Approximately 415 million people worldwide are affected by rosacea . This skin condition is characterised by several symptoms, the most common of which is a widespread and diffuse redness on the face, specifically on the forehead, nose, cheeks, and chin, due to the high vascularisation of these areas. While rosacea can affect all skin tones, it is particularly noticeable on lighter skin.

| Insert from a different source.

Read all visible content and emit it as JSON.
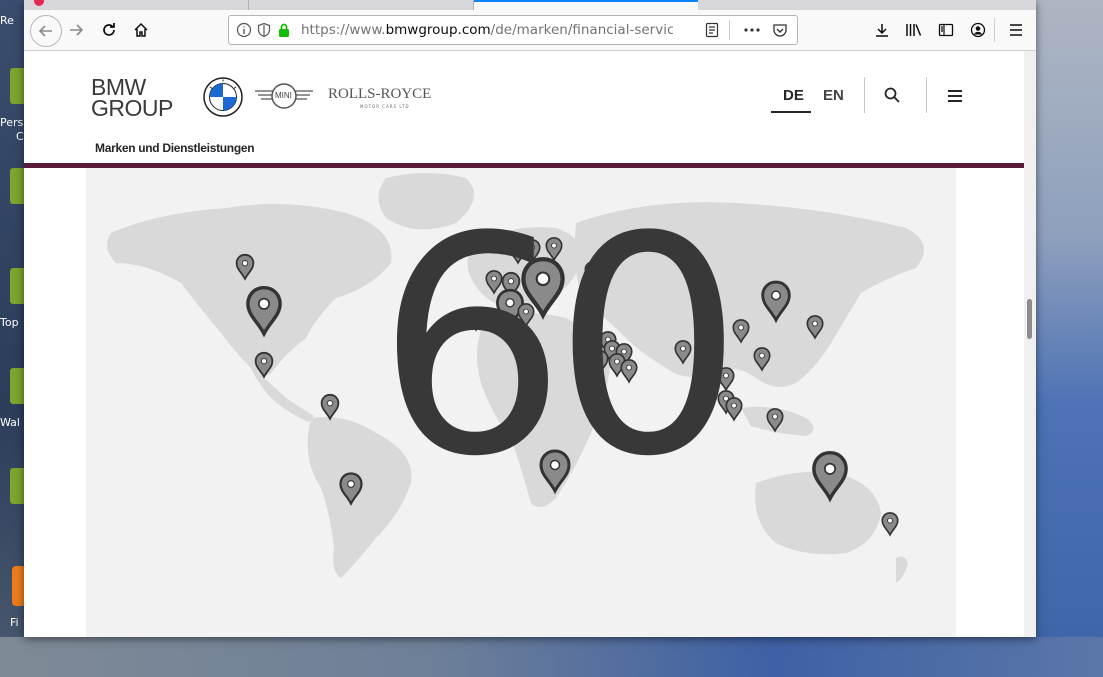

Rosacea is a progressive and chronic dermatosis, and tends to operate in cycles. Individuals affected by this dermatological disorder thus see their symptoms manifest for several weeks before disappearing, then reappearing, sometimes more intensely. Over time, rosacea can progress, and, in addition to causing redness, it can lead to the appearance of red pus-filled bumps, a significant thickening of the skin, or even a damage to the eyes.

Research continues to determine the precise causes of this dermatological disorder. However, certain factors have been identified as potential triggers for rosacea flare-ups. These include genetic predisposition, parasitic colonisation, heat, sunlight, stress or certain foods which exacerbate the symptoms of this disease. These various elements, apart from heredity, act by activating nociceptive and inflammatory receptors present in the epidermis.

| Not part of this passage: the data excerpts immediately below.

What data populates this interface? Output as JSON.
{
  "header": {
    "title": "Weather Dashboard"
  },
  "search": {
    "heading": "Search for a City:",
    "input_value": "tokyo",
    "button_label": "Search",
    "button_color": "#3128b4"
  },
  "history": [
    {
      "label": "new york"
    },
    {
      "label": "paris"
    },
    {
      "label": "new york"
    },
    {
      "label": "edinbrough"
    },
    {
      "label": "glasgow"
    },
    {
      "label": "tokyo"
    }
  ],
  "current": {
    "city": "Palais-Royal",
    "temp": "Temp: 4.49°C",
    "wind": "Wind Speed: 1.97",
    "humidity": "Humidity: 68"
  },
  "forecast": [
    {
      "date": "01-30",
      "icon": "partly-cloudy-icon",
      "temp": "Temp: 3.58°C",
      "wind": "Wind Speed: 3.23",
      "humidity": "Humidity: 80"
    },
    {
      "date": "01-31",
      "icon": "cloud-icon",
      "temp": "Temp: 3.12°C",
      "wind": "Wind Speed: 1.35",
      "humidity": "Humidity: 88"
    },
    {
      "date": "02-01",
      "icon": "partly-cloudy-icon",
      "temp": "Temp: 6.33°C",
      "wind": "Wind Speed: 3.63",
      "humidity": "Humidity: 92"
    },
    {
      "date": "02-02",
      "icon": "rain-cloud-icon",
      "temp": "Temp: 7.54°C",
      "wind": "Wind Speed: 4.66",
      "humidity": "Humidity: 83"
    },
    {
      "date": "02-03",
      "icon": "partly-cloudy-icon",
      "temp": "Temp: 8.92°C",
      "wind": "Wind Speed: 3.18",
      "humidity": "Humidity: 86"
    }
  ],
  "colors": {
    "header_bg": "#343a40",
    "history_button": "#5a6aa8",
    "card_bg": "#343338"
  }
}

Why is rosacea predominantly affecting women?

It is true that rosacea affects women more than men. Indeed, it is estimated that it affects twice as many women as men. However, while numerous studies have observed this fact and there is a consensus on this matter, no explanation has been found to date. The biological mechanisms behind this difference have not yet been elucidated, even though rosacea is a highly studied disease. It can be hypothesised that hormones play a role in this female predisposition to rosacea, but this cannot be definitively stated.

Note : While women are more often affected by the redness and spots caused by vascular and papulopustular rosacea, men are more prone to hypertrophic rosacea, a specific form where the skin on the nose thickens, giving it an appearance referred to as "rhinophyma".

Sources

  • MEIER C. R. & al. A study on the epidemiology of rosacea in the U.K. The British Journal of Dermatology (2012).

  • THYSSEN J. P. & co. Incidence and Prevalence of Rosacea: A Systematic Review and Meta-Analysis. The British Journal of Dermatology (2018).

  • VAN ZUUREN E. J. & co. Rosacea. The New England Journal of Medicine (2021).